# Scheduling Machine Learning Pipelines using Apache Airflow

In this workshop, you will use Airflow to schedule a basic machine learning pipeline. The workshop consists of 3 assignments.

1. Schedule a basic 'hello world' example on Airflow
2. Schedule a machine learning pipeline on Airflow
3. Improve the the pipeline by creating your own custom Airflow operator

Along the way, you will come across these blockquotes (as shown below). In there, we provide supplemental information related to the assignments you are doing. This information is not necessary to understand the assignment, but offers additional reading material for Aiflow enthousiasts.

> This is a blockquote with supplemental information!

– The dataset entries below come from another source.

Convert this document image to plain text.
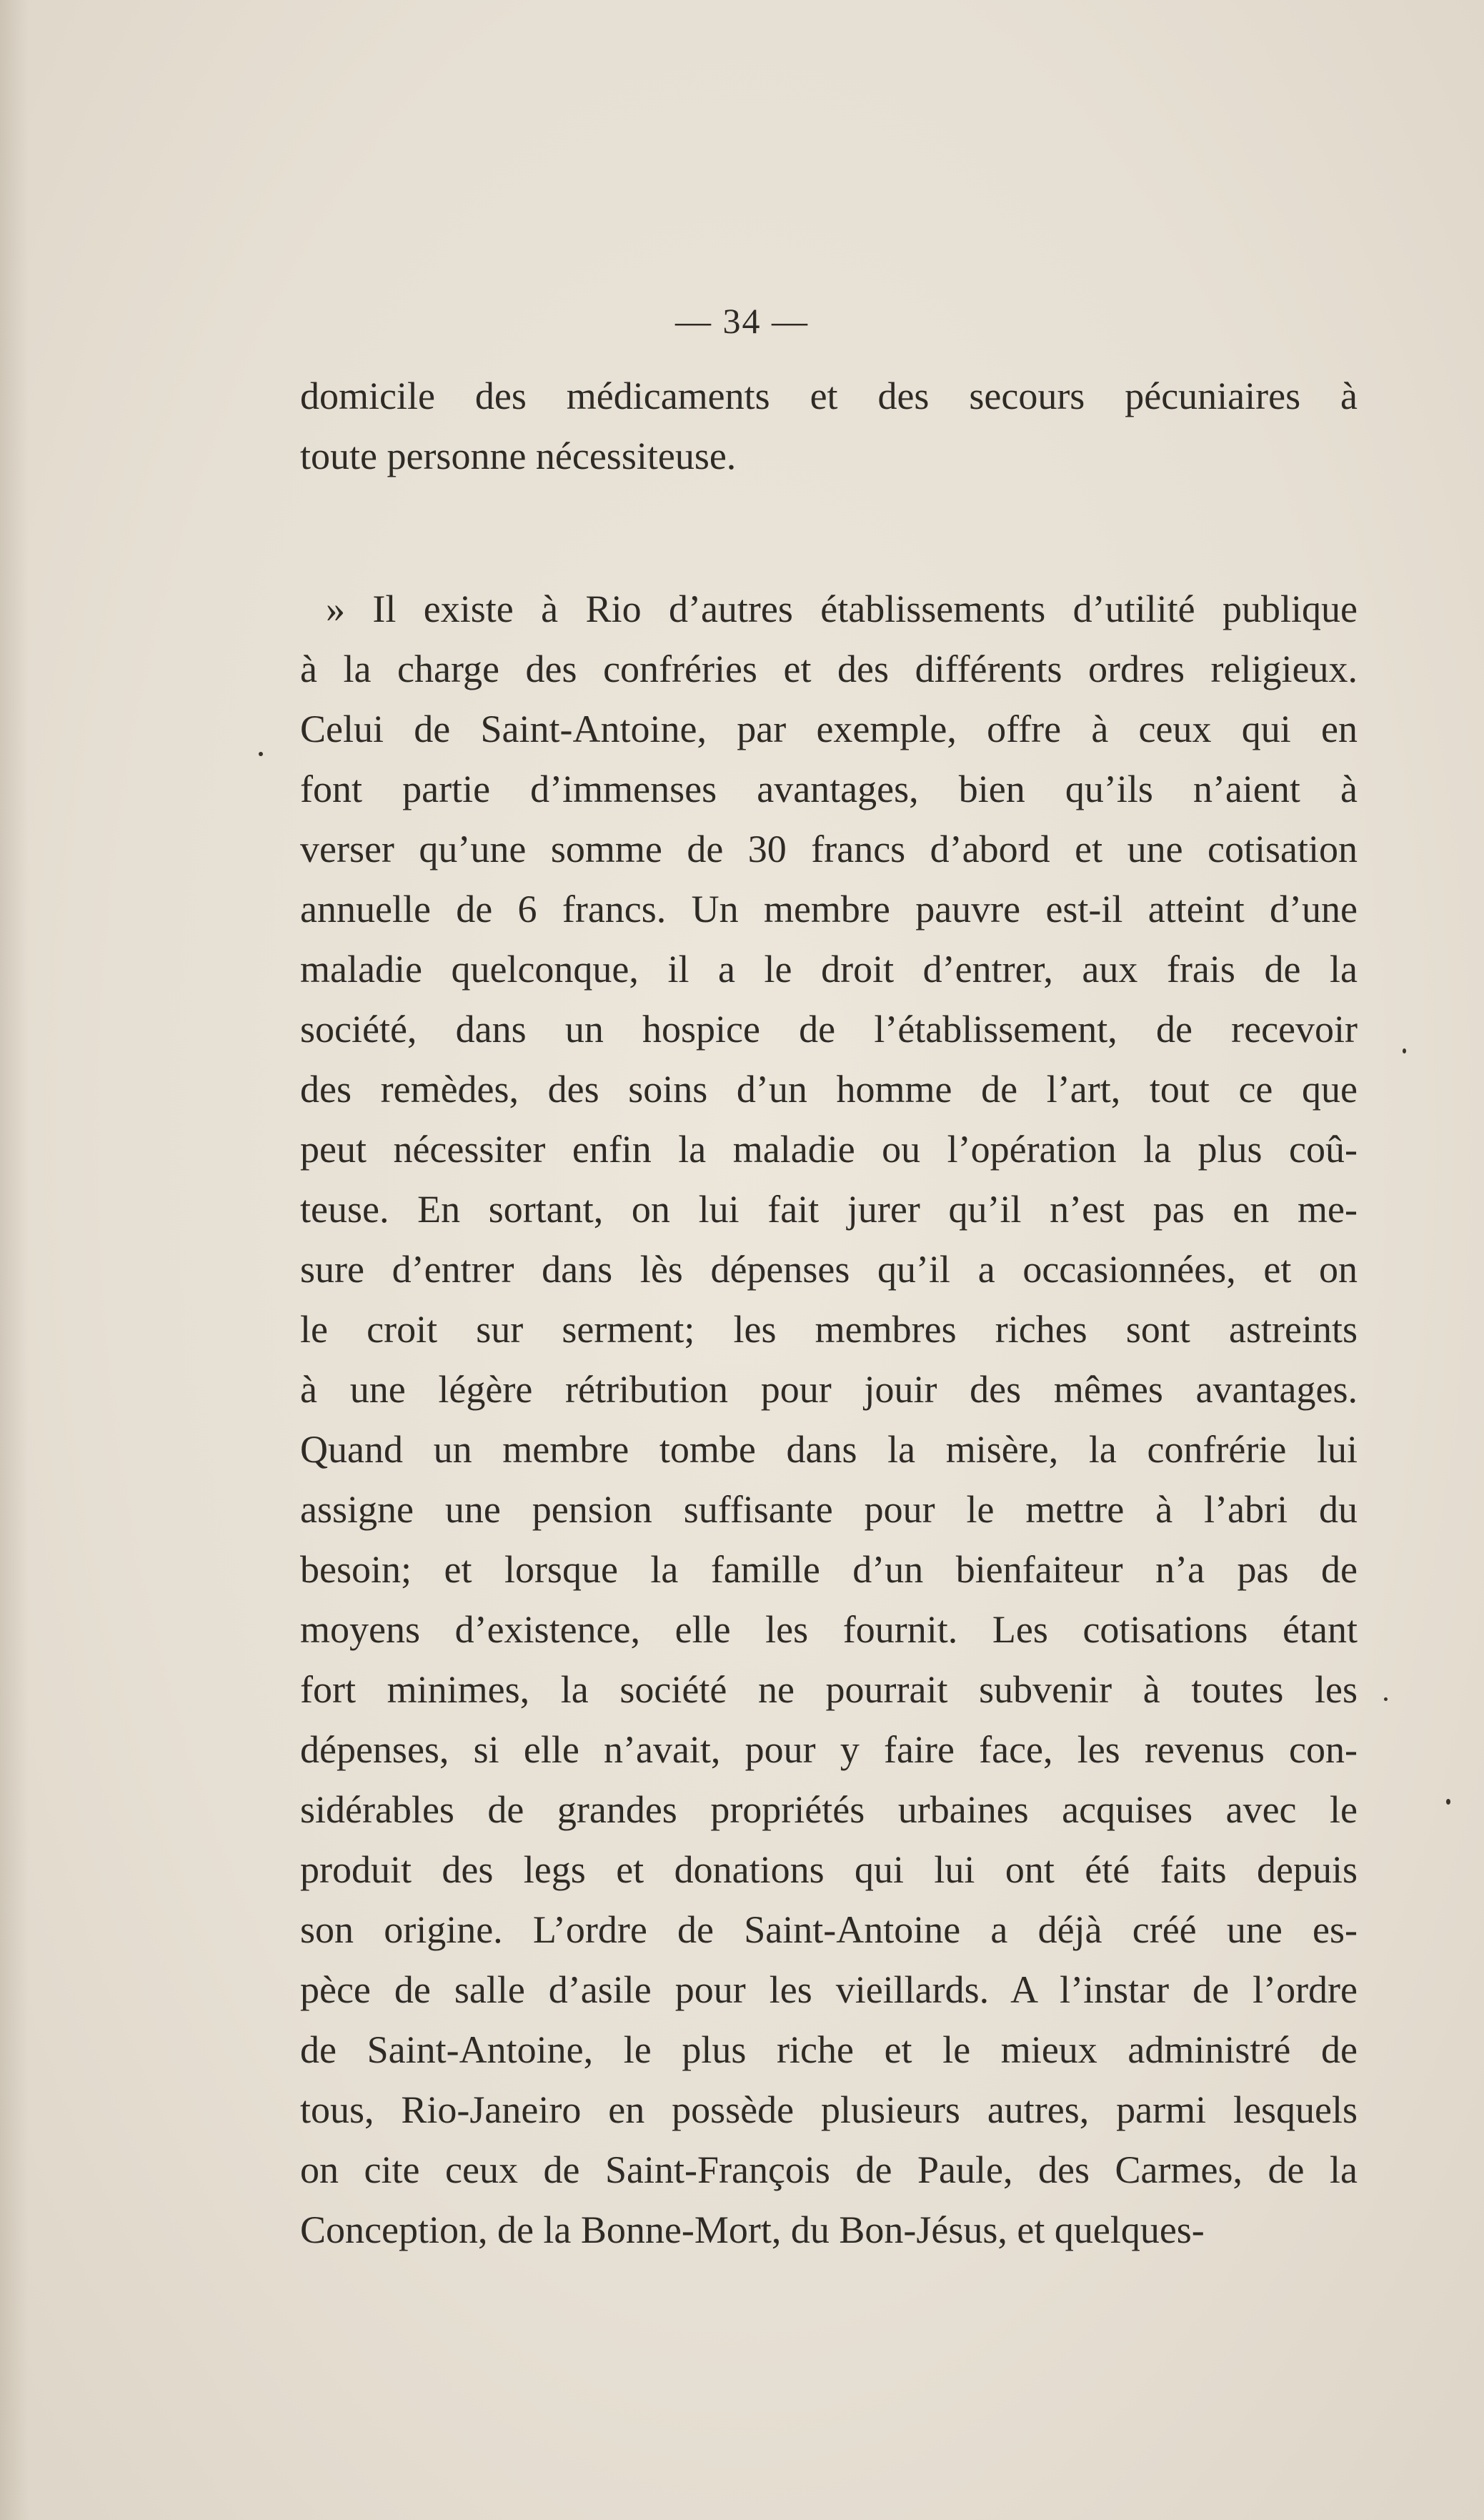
— 34 —
domicile des médicaments et des secours pécuniaires à
toute personne nécessiteuse.
» Il existe à Rio d’autres établissements d’utilité publique
à la charge des confréries et des différents ordres religieux.
Celui de Saint-Antoine, par exemple, offre à ceux qui en
font partie d’immenses avantages, bien qu’ils n’aient à
verser qu’une somme de 30 francs d’abord et une cotisation
annuelle de 6 francs. Un membre pauvre est-il atteint d’une
maladie quelconque, il a le droit d’entrer, aux frais de la
société, dans un hospice de l’établissement, de recevoir
des remèdes, des soins d’un homme de l’art, tout ce que
peut nécessiter enfin la maladie ou l’opération la plus coû-
teuse. En sortant, on lui fait jurer qu’il n’est pas en me-
sure d’entrer dans lès dépenses qu’il a occasionnées, et on
le croit sur serment; les membres riches sont astreints
à une légère rétribution pour jouir des mêmes avantages.
Quand un membre tombe dans la misère, la confrérie lui
assigne une pension suffisante pour le mettre à l’abri du
besoin; et lorsque la famille d’un bienfaiteur n’a pas de
moyens d’existence, elle les fournit. Les cotisations étant
fort minimes, la société ne pourrait subvenir à toutes les
dépenses, si elle n’avait, pour y faire face, les revenus con-
sidérables de grandes propriétés urbaines acquises avec le
produit des legs et donations qui lui ont été faits depuis
son origine. L’ordre de Saint-Antoine a déjà créé une es-
pèce de salle d’asile pour les vieillards. A l’instar de l’ordre
de Saint-Antoine, le plus riche et le mieux administré de
tous, Rio-Janeiro en possède plusieurs autres, parmi lesquels
on cite ceux de Saint-François de Paule, des Carmes, de la
Conception, de la Bonne-Mort, du Bon-Jésus, et quelques-
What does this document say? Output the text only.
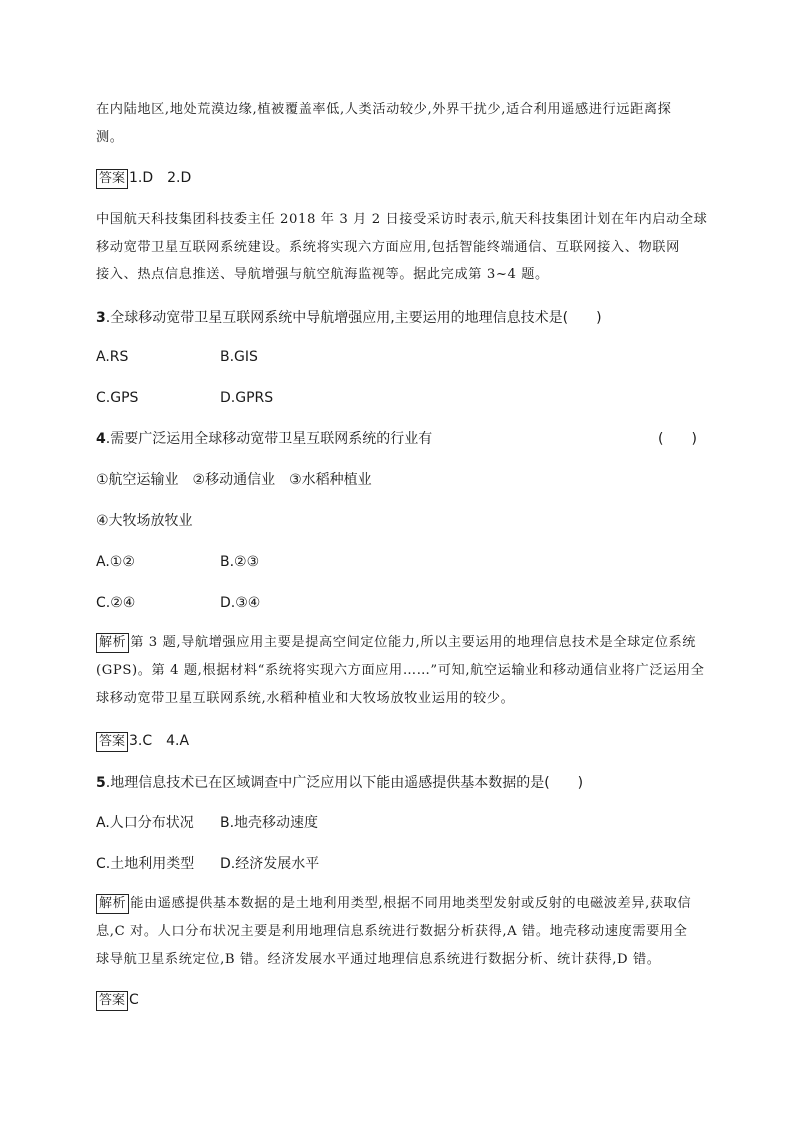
在内陆地区,地处荒漠边缘,植被覆盖率低,人类活动较少,外界干扰少,适合利用遥感进行远距离探
测。
答案 1.D　2.D
中国航天科技集团科技委主任 2018 年 3 月 2 日接受采访时表示,航天科技集团计划在年内启动全球
移动宽带卫星互联网系统建设。系统将实现六方面应用,包括智能终端通信、互联网接入、物联网
接入、热点信息推送、导航增强与航空航海监视等。据此完成第 3~4 题。
3.全球移动宽带卫星互联网系统中导航增强应用,主要运用的地理信息技术是(　　)
A.RS	B.GIS
C.GPS	D.GPRS
4.需要广泛运用全球移动宽带卫星互联网系统的行业有	(　　)
①航空运输业　②移动通信业　③水稻种植业
④大牧场放牧业
A.①②	B.②③
C.②④	D.③④
解析 第 3 题,导航增强应用主要是提高空间定位能力,所以主要运用的地理信息技术是全球定位系统
(GPS)。第 4 题,根据材料“系统将实现六方面应用……”可知,航空运输业和移动通信业将广泛运用全
球移动宽带卫星互联网系统,水稻种植业和大牧场放牧业运用的较少。
答案 3.C　4.A
5.地理信息技术已在区域调查中广泛应用以下能由遥感提供基本数据的是(　　)
A.人口分布状况 B.地壳移动速度
C.土地利用类型 D.经济发展水平
解析 能由遥感提供基本数据的是土地利用类型,根据不同用地类型发射或反射的电磁波差异,获取信
息,C 对。人口分布状况主要是利用地理信息系统进行数据分析获得,A 错。地壳移动速度需要用全
球导航卫星系统定位,B 错。经济发展水平通过地理信息系统进行数据分析、统计获得,D 错。
答案 C
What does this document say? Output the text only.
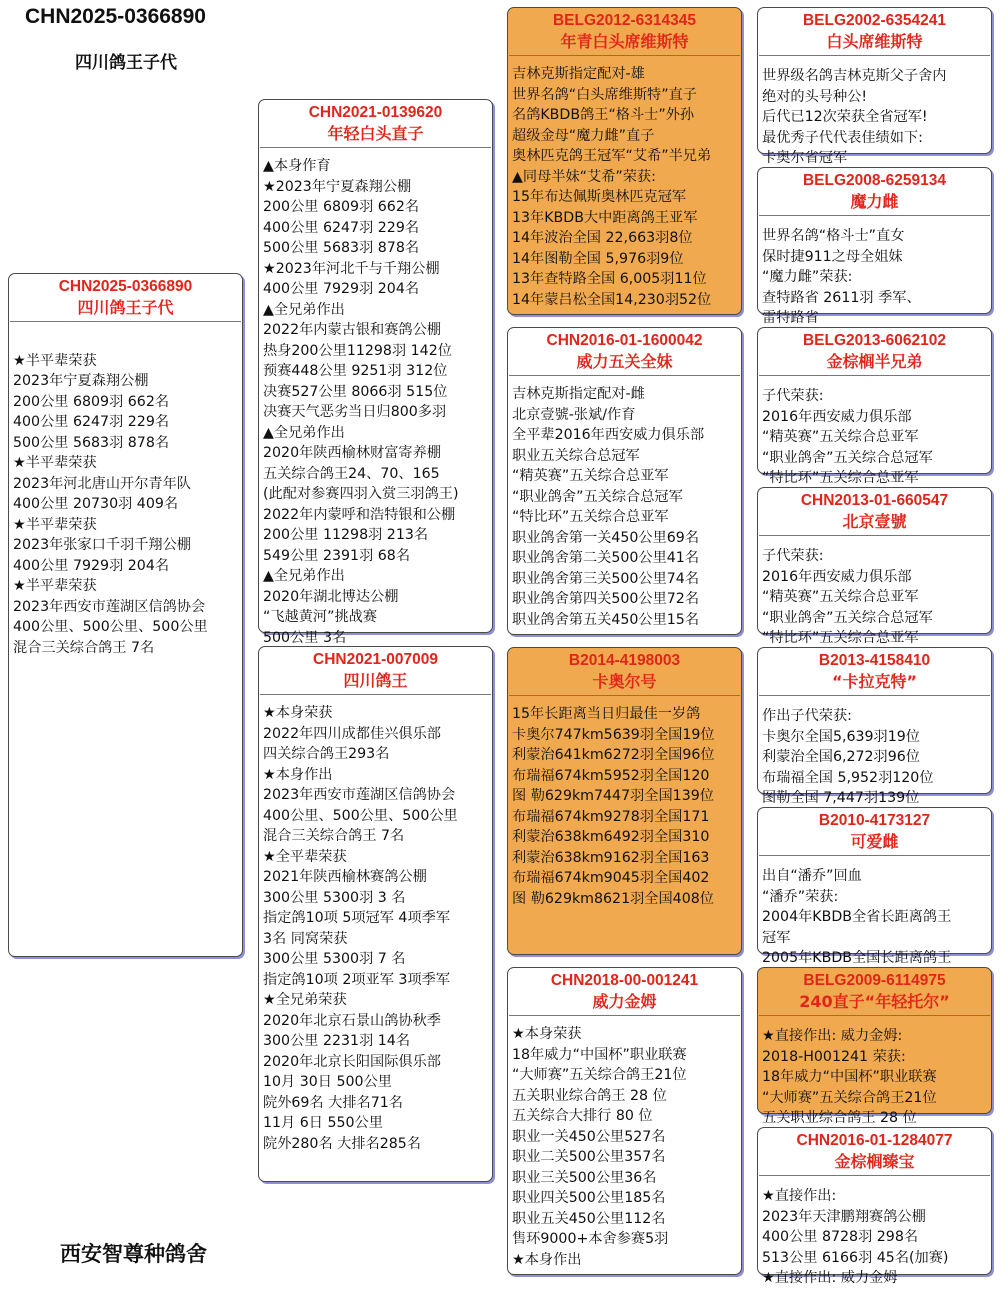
CHN2025-0366890
四川鸽王子代
CHN2025-0366890
四川鸽王子代
★半平辈荣获
2023年宁夏森翔公棚
200公里 6809羽 662名
400公里 6247羽 229名
500公里 5683羽 878名
★半平辈荣获
2023年河北唐山开尔青年队
400公里 20730羽 409名
★半平辈荣获
2023年张家口千羽千翔公棚
400公里 7929羽 204名
★半平辈荣获
2023年西安市莲湖区信鸽协会
400公里、500公里、500公里
混合三关综合鸽王 7名
CHN2021-0139620
年轻白头直子
▲本身作育
★2023年宁夏森翔公棚
200公里 6809羽 662名
400公里 6247羽 229名
500公里 5683羽 878名
★2023年河北千与千翔公棚
400公里 7929羽 204名
▲全兄弟作出
2022年内蒙古银和赛鸽公棚
热身200公里11298羽 142位
预赛448公里 9251羽 312位
决赛527公里 8066羽 515位
决赛天气恶劣当日归800多羽
▲全兄弟作出
2020年陕西榆林财富寄养棚
五关综合鸽王24、70、165
(此配对参赛四羽入赏三羽鸽王)
2022年内蒙呼和浩特银和公棚
200公里 11298羽 213名
549公里 2391羽 68名
▲全兄弟作出
2020年湖北博达公棚
“飞越黄河”挑战赛
500公里 3名
CHN2021-007009
四川鸽王
★本身荣获
2022年四川成都佳兴俱乐部
四关综合鸽王293名
★本身作出
2023年西安市莲湖区信鸽协会
400公里、500公里、500公里
混合三关综合鸽王 7名
★全平辈荣获
2021年陕西榆林赛鸽公棚
300公里 5300羽 3 名
指定鸽10项 5项冠军 4项季军
3名 同窝荣获
300公里 5300羽 7 名
指定鸽10项 2项亚军 3项季军
★全兄弟荣获
2020年北京石景山鸽协秋季
300公里 2231羽 14名
2020年北京长阳国际俱乐部
10月 30日 500公里
院外69名 大排名71名
11月 6日 550公里
院外280名 大排名285名
BELG2012-6314345
年青白头席维斯特
吉林克斯指定配对-雄
世界名鸽“白头席维斯特”直子
名鸽KBDB鸽王“格斗士”外孙
超级金母“魔力雌”直子
奥林匹克鸽王冠军“艾希”半兄弟
▲同母半妹“艾希”荣获:
15年布达佩斯奥林匹克冠军
13年KBDB大中距离鸽王亚军
14年波治全国 22,663羽8位
14年图勒全国 5,976羽9位
13年查特路全国 6,005羽11位
14年蒙吕松全国14,230羽52位
CHN2016-01-1600042
威力五关全妹
吉林克斯指定配对-雌
北京壹號-张斌/作育
全平辈2016年西安威力俱乐部
职业五关综合总冠军
“精英赛”五关综合总亚军
“职业鸽舍”五关综合总冠军
“特比环”五关综合总亚军
职业鸽舍第一关450公里69名
职业鸽舍第二关500公里41名
职业鸽舍第三关500公里74名
职业鸽舍第四关500公里72名
职业鸽舍第五关450公里15名
B2014-4198003
卡奥尔号
15年长距离当日归最佳一岁鸽
卡奥尔747km5639羽全国19位
利蒙治641km6272羽全国96位
布瑞福674km5952羽全国120
图 勒629km7447羽全国139位
布瑞福674km9278羽全国171
利蒙治638km6492羽全国310
利蒙治638km9162羽全国163
布瑞福674km9045羽全国402
图 勒629km8621羽全国408位
CHN2018-00-001241
威力金姆
★本身荣获
18年威力“中国杯”职业联赛
“大师赛”五关综合鸽王21位
五关职业综合鸽王 28 位
五关综合大排行 80 位
职业一关450公里527名
职业二关500公里357名
职业三关500公里36名
职业四关500公里185名
职业五关450公里112名
售环9000+本舍参赛5羽
★本身作出
BELG2002-6354241
白头席维斯特
世界级名鸽吉林克斯父子舍内
绝对的头号种公!
后代已12次荣获全省冠军!
最优秀子代代表佳绩如下:
卡奥尔省冠军
BELG2008-6259134
魔力雌
世界名鸽“格斗士”直女
保时捷911之母全姐妹
“魔力雌”荣获:
查特路省 2611羽 季军、
雷特路省
BELG2013-6062102
金棕榈半兄弟
子代荣获:
2016年西安威力俱乐部
“精英赛”五关综合总亚军
“职业鸽舍”五关综合总冠军
“特比环”五关综合总亚军
CHN2013-01-660547
北京壹號
子代荣获:
2016年西安威力俱乐部
“精英赛”五关综合总亚军
“职业鸽舍”五关综合总冠军
“特比环”五关综合总亚军
B2013-4158410
“卡拉克特”
作出子代荣获:
卡奥尔全国5,639羽19位
利蒙治全国6,272羽96位
布瑞福全国 5,952羽120位
图勒全国 7,447羽139位
B2010-4173127
可爱雌
出自“潘乔”回血
“潘乔”荣获:
2004年KBDB全省长距离鸽王
冠军
2005年KBDB全国长距离鸽王
BELG2009-6114975
240直子“年轻托尔”
★直接作出: 威力金姆:
2018-H001241 荣获:
18年威力“中国杯”职业联赛
“大师赛”五关综合鸽王21位
五关职业综合鸽王 28 位
CHN2016-01-1284077
金棕榈臻宝
★直接作出:
2023年天津鹏翔赛鸽公棚
400公里 8728羽 298名
513公里 6166羽 45名(加赛)
★直接作出: 威力金姆
西安智尊种鸽舍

You are provided with a random username for this workshop. This username is used to interact with the resources on AWS. Your user can be retrieved from the environment variable `WORKSHOP_USER`. Execute the cell below to find out your user

In [6]:
!echo $WORKSHOP_USER

KeyError: 'WORKSHOP_USER'

## Assignment 1: Hello World

In this assignment, we are going to schedule a simple workflow on Airflow to get used with the concepts. Airflow uses the following concepts for worfklows:

- DAG ([directed acyclic graph](https://en.wikipedia.org/wiki/Directed_acyclic_graph)): a description of the order in which work should take place
- Operator: a class that acts as a template for carrying out some work
- Task: a parameterized instance of an operator
- Task Instance: a task that 
     1. has been assigned to a DAG and 
     2. has a state associated with a specific run of the DAG

The code below defines a DAG (directed acyclic graph) in Airflow. The DAG has the following properties:

- The DAG starts on 2019-11-27 and runs every day at midnight
- This DAG covers 2 tasks. 1 of them is an instance of [`PythonOperator`](https://github.com/apache/airflow/blob/1.10.4/airflow/operators/python_operator.py)s, and 1 is an instance of the [`BashOperator`](https://github.com/apache/airflow/blob/1.10.4/airflow/operators/bash_operator.py). Both tasks will simply print a word to the logs.
- Task 'print_hello' runs first. Then, task 'print_world' will run 

Inspect the code and try to understand how the properties above are defined:

In [1]:
import datetime
from airflow.models import DAG
from airflow.operators.python_operator import PythonOperator
from airflow.operators.bash_operator import BashOperator

with DAG(
    dag_id='hello_world',
    schedule_interval='@daily',
    start_date=datetime.datetime(2019, 11, 27) 
) as dag:
    print_hello_operator = PythonOperator(
        task_id='print_hello', 
        python_callable=print, 
        op_args=['hello'] 
    )
    
    print_world_operator = BashOperator(
        task_id='print_world',
        bash_command='echo world'
    )
    
    print_hello_operator >> print_world_operator

> In this DAG, we use de `'@daily'` schedule interval, which means that the DAG will run every day at midnight. For more complex scheduling, a [cron expression](https://en.wikipedia.org/wiki/Cron#CRON_expression) can be used. 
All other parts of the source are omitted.